Sifuna: Being Gay is NOT Illegal in Kenya

February 1, 2024

Nairobi senator Edwin Sifuna is renowned for ‘wiping the floor’ with his panel guests on TV. On Thursday morning, he was at Citizen TV, debating with MPs Danson Mungatana and Farah Maalim.

While trying to argue how some court decisions make no sense in Kenya, Farah Maalim mentioned a Supreme Court ruling about the right to association for the LGBTQ community.

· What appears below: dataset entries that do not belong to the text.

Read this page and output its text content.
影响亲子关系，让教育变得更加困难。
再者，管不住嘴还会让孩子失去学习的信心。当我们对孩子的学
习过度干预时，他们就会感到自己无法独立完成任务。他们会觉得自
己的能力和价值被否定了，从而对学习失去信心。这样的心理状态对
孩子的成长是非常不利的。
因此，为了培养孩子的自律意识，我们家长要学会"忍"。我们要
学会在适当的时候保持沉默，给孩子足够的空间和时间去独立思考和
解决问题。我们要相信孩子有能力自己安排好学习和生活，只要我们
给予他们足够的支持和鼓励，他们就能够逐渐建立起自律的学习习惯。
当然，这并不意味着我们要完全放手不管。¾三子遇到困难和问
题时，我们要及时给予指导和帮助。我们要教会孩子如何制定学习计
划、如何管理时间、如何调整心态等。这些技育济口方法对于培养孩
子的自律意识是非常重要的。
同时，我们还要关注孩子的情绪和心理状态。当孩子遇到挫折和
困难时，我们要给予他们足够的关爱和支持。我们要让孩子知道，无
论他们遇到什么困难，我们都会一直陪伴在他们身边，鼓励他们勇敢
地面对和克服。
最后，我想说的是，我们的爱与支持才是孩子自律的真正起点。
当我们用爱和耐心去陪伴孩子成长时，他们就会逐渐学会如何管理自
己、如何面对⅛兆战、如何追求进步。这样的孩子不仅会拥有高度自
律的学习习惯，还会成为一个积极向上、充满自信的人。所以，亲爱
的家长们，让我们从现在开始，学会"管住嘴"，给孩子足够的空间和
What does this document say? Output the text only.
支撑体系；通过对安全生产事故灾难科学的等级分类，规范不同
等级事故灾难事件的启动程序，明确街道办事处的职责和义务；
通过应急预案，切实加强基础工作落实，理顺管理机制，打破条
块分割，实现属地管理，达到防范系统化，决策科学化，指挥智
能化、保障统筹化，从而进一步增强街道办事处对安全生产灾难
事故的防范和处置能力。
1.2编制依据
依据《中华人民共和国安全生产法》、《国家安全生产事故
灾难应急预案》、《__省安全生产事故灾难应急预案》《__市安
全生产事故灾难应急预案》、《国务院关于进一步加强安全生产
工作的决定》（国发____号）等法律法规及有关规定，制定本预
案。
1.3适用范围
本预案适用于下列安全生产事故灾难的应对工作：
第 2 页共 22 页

Sifuna, in his characteristic style, informed the MP that Kenyan law does not in fact criminalize the LGBTQ community’s right to associate, challenging Maalim’s interpretation of the law.

Maalim had criticized the judiciary for what he perceived as a disregard for legal principles, particularly in relation to a High Court ruling on February 24, 2023, which recognized the LGBTQ community’s right to association after a prolonged legal struggle.

Maalim expressed his concern over the courts’ decisions, suggesting that they contradicted the penal code’s provisions.

He highlighted a specific instance where a judge affirmed the right of gay people to associate, which he equated to granting similar rights to criminals.

“In our own penal code gay is a crime, a criminal offence. It’s tantamount to say that murderers have the right to associate,” Maalim stated.

Contrarily, Sifuna pointed out that the penal code specifically criminalizes ‘unnatural offences,’ which is defined as engaging in sexual acts ‘against the order of nature,’ but does not outlaw being gay or associating as such.

He emphasized that the legal framework, including Section 162 of the Penal Code, imposes penalties for certain sexual acts but not for the state of being gay or forming associations.

“There is no law in Kenya against being gay. That law does not exist you have just created it here the penal code puts a penalty on having sexual conduct that is against the order of nature including between a man and woman,” Sifuna elaborated.

The conversation further delved into the Supreme Court’s ruling where three justices, Deputy Chief Justice Philomena Mwilu, Justice Smokin Wanjala, and Justice Njoki Ndung’u, sided with the LGBTQ community’s right to association.

They asserted that denying registration based solely on sexual orientation would be unconstitutional. However, Justices Mohamed Ibrahim and William Ouko dissented, arguing that recognizing such associations would contravene Kenyan law.

The legal battle for the recognition of LGBTQ rights in Kenya dates back to 2013, initiated by the National Gay and Lesbians Human Rights Commission’s request to the Non-Governmental Organisation Coordination Board for the reservation of a name to advance their rights.

This case underscores the ongoing tension between legal interpretations of rights and traditional values within the country.